Дождь преобразует воду.

Гендель

Ей лет тридцать пять. У нее грива, как у льва. Льва-самца, конечно. Почему мы, говоря комплименты своим женщинам, сравниваем их с самцами? Грива льва, переливчато-синие глаза павлина, шея лебедя (у самцов она длиннее и белее), грация барса, кожа мягкая, как у джейрана. У меня был знакомый араб, гомосексуалист, как водится, – это он сказал мне, что у самцов она мягче. Кожа самки грубеет от вынашивания потомства. «Разве у людей не так?» – спрашивал он, когда мы шли мимо Родильного Отделения.
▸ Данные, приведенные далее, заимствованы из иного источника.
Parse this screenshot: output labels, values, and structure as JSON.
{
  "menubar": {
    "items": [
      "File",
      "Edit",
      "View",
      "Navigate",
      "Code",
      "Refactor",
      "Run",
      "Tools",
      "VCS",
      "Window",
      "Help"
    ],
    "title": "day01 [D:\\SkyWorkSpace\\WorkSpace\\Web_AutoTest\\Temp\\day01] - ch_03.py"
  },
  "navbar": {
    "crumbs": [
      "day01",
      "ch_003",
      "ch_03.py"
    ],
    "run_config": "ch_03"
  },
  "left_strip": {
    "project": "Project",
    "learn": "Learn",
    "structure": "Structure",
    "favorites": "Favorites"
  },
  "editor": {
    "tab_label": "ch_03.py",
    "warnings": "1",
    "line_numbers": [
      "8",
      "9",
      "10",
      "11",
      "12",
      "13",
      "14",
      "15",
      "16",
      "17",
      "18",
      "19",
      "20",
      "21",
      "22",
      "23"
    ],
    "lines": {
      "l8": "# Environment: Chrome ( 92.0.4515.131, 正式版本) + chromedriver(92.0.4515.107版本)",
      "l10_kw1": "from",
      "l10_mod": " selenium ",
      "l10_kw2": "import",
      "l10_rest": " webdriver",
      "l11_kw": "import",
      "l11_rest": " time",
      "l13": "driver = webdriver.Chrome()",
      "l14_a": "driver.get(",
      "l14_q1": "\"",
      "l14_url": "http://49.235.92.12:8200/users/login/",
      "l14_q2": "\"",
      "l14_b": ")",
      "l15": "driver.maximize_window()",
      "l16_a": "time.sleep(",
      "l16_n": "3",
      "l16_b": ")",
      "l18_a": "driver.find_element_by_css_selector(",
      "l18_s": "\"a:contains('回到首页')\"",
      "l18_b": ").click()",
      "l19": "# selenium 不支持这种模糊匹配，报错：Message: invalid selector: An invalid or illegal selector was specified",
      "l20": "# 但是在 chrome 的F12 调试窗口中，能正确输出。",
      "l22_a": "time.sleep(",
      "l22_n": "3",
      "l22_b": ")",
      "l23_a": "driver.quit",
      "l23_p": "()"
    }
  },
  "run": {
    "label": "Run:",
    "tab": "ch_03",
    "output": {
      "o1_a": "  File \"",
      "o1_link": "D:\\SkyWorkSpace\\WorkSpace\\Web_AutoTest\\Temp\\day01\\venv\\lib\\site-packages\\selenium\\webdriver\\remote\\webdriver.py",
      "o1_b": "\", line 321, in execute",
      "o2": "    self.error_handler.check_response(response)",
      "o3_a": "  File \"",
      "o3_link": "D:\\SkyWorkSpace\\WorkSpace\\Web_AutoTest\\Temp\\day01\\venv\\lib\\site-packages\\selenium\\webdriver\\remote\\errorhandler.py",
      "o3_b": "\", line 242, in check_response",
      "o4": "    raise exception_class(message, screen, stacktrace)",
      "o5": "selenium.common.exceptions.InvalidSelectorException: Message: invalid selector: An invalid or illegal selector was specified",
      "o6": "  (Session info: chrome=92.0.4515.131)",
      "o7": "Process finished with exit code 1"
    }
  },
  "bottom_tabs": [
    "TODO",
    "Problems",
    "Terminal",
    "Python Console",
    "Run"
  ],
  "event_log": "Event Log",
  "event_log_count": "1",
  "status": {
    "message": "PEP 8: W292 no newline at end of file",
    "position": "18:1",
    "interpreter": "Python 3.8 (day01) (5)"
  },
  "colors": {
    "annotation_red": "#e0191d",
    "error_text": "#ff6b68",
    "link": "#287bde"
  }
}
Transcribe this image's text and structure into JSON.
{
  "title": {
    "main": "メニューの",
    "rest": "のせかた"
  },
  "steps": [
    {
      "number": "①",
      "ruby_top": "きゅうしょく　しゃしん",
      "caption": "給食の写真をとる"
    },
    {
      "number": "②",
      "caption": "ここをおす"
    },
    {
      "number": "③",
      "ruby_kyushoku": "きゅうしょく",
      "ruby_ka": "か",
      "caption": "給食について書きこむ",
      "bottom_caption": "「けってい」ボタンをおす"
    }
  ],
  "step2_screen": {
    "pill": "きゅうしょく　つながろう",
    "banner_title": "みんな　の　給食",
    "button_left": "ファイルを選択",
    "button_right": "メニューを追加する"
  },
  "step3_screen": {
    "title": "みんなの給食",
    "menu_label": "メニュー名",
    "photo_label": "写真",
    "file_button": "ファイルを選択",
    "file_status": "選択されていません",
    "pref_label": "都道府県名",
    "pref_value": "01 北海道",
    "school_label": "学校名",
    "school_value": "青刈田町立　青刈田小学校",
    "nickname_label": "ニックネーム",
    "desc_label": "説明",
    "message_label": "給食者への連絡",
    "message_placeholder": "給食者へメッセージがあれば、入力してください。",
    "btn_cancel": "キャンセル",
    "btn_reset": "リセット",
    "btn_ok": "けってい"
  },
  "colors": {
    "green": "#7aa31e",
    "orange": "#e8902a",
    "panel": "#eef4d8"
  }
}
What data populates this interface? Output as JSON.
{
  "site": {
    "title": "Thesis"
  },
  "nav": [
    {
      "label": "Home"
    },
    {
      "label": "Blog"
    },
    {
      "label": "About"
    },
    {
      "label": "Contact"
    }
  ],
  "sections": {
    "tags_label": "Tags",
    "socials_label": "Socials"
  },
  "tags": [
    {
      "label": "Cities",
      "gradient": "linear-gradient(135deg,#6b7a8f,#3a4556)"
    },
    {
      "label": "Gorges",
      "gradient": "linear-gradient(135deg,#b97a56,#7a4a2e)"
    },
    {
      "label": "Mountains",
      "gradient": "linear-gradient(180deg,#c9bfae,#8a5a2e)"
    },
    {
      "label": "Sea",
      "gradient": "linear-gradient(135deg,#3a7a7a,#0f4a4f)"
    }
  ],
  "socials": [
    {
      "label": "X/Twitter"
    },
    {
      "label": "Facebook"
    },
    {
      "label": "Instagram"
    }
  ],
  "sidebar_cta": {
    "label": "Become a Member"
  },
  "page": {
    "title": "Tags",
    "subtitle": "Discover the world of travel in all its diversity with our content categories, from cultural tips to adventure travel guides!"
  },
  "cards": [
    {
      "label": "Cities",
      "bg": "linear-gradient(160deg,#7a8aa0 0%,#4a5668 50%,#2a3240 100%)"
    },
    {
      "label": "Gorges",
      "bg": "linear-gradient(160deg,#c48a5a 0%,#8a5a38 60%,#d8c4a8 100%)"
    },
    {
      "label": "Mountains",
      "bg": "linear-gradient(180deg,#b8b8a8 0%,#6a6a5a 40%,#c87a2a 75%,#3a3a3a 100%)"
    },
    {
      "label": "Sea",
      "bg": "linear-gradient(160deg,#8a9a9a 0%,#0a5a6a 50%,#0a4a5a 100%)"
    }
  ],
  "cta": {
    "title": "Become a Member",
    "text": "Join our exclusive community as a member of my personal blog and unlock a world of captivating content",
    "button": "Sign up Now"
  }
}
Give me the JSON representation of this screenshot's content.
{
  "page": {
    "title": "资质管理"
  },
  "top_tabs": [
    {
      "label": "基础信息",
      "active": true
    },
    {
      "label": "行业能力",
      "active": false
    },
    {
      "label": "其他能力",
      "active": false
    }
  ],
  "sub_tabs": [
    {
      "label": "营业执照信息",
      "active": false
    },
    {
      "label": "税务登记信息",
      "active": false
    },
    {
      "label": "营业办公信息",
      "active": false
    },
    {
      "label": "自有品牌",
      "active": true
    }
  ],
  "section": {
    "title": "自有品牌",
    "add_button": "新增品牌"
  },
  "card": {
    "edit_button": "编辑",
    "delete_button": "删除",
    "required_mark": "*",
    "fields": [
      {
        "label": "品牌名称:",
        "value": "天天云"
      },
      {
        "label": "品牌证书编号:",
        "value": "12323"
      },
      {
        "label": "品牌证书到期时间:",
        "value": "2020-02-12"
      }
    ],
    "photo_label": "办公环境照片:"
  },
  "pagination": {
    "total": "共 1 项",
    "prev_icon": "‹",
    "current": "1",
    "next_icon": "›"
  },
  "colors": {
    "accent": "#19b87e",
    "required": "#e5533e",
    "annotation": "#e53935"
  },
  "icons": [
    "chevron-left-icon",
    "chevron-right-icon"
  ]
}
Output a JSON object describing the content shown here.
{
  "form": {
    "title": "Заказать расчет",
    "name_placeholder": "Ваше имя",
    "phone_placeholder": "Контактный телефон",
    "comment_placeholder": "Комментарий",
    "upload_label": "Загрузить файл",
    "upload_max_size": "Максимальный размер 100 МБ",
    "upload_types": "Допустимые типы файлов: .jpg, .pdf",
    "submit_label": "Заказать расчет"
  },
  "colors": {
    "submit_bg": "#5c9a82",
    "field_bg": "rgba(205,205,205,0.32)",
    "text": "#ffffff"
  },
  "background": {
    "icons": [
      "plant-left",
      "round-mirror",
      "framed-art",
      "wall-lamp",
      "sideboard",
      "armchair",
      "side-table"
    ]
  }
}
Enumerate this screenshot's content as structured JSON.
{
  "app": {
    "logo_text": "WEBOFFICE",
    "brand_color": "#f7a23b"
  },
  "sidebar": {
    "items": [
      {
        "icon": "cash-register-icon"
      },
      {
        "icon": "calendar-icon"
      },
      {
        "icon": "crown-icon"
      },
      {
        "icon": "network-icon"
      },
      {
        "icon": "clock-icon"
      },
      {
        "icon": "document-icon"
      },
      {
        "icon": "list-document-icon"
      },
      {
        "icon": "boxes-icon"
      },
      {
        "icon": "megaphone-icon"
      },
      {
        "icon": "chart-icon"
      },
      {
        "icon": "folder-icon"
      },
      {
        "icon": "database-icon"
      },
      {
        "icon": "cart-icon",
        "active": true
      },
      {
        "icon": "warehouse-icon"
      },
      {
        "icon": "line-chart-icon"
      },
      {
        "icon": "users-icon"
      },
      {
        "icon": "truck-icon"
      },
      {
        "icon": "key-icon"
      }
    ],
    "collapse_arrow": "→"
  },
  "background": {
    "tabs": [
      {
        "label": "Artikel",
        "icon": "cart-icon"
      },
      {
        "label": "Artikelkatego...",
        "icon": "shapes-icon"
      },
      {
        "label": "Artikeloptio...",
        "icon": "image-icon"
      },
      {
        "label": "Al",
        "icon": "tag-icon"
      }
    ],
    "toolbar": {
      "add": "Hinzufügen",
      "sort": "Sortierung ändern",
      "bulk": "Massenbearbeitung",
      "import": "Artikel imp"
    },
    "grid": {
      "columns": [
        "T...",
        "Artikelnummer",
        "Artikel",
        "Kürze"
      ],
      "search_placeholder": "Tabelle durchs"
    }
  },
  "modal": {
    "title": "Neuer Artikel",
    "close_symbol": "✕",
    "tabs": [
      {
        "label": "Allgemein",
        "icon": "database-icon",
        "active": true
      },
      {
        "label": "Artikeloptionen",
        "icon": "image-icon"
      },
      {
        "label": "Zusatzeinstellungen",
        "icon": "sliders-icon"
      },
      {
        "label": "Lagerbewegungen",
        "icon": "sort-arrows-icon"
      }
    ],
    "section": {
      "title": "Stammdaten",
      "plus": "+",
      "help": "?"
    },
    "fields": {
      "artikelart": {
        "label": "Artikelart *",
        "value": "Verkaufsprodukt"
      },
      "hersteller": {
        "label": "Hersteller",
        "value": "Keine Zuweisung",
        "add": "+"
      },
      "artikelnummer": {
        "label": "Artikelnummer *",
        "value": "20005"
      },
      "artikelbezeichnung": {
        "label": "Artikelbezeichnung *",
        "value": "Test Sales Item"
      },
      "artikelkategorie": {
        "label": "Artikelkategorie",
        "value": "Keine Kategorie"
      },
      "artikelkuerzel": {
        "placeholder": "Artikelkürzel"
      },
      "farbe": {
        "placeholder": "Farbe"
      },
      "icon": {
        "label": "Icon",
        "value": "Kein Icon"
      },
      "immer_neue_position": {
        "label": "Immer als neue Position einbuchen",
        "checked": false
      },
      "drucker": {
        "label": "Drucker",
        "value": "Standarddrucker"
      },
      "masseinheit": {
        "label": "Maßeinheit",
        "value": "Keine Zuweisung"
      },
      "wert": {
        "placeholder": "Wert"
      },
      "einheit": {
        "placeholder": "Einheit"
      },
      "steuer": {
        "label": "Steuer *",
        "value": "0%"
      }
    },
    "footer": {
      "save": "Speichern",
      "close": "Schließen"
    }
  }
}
Мужчины предпочитают друг друга, я в этом уверен, а женщины для них – нечто вроде баловства. Моему другу-арабу они наверняка не нравятся, совершенно точно, однако странно, что не нравятся они и моим гетеросексуальным друзьям. Мои коллеги не любят своих жен. Правда, любовниц своих они желают. Другие женщины ими не рассматриваются вовсе. Есть медсестры, которых мы называем ходячими ночными горшками, и все больше становится женщин-врачей. К счастью, большинство остается на нижней ступени служебной лестницы – либо по призванию, либо из-за семейных уз. Я говорю «к счастью», имея в виду «к счастью для них самих». Консультанты бывают вежливы только с богатыми клиентами. Я работаю с одним мужчиной, который всегда спрашивает женщин, не мешают ли их груди стетоскопу. Они вспыхивают, он смеется и панибратски похлопывает меня по плечу с заговорщицким видом.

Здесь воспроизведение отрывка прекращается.